I am really enjoying the new turn in my Nava Tirupati project–it’s been an eye-opener learning to work with(in) a network of temples. One of the things I’ve observed is the elegant choreography of movement. Not just that of the processional image (all the different gaits that the palanquin-bearers use..Vasudha Narayanan writes about this beautifully in Vernacular Veda, if I recall correctly), but particularly of the women as they come in and out of the temple. They know precisely where to stand and when. They know when to arrive to maximize not just their time, but their line of sight. While I sit around for hours together, not knowing precisely when an event is set to start, I can always tell by when the women begin to trickle.
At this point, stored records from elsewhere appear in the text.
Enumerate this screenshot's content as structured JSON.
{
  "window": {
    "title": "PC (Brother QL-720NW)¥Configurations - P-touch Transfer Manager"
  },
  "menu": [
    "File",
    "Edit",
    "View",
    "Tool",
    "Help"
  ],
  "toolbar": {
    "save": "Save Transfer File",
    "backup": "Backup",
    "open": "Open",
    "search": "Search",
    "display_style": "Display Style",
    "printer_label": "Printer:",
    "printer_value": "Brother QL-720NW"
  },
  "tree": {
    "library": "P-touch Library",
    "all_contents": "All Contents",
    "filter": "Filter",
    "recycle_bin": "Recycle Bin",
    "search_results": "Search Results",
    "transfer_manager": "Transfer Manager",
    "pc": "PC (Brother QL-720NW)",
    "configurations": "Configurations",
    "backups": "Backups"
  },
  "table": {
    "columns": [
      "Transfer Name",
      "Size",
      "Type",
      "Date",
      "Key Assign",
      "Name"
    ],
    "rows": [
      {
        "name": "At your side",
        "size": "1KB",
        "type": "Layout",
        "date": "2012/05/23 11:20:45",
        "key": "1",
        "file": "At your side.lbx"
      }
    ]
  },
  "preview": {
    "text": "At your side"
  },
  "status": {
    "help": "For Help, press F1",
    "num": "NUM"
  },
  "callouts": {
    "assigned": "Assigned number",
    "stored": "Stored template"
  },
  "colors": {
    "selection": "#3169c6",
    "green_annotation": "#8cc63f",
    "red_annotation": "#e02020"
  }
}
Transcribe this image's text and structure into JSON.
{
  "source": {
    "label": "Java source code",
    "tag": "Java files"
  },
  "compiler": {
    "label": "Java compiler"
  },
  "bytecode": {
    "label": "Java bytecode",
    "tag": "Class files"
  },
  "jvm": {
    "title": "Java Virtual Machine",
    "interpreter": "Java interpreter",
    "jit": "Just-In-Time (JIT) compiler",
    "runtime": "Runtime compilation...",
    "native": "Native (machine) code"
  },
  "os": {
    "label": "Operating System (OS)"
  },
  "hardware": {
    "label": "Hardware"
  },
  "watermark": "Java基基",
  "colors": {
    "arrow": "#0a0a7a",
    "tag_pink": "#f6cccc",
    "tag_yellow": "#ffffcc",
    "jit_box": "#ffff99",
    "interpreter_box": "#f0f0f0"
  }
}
All dressed in their finery, clustered together, friends gossiping and chatting, gathering together in tight circles, while they wait in expectation. They position themselves just so, along the processional route. They know they must stand behind the men, but can position themselves for maximum vantage. They move in unison as the procession moves from place to place, from mandapam to mandapam, from akam to puram. I follow them faithfully, and once in a while, one of them will take pity on me and tell me where to stand. I learn how to see a procession, dare I say how to see god, by seeing the women.
Now, as for the men in the temple. Most of them are very good at yelling. Usually at me. I learn something different from them. I learn about being proprietary, I learn about protecting god from intruders, I learn about boundaries.
It’s a good thing I like Andal so much. She didn’t care for boundaries very much.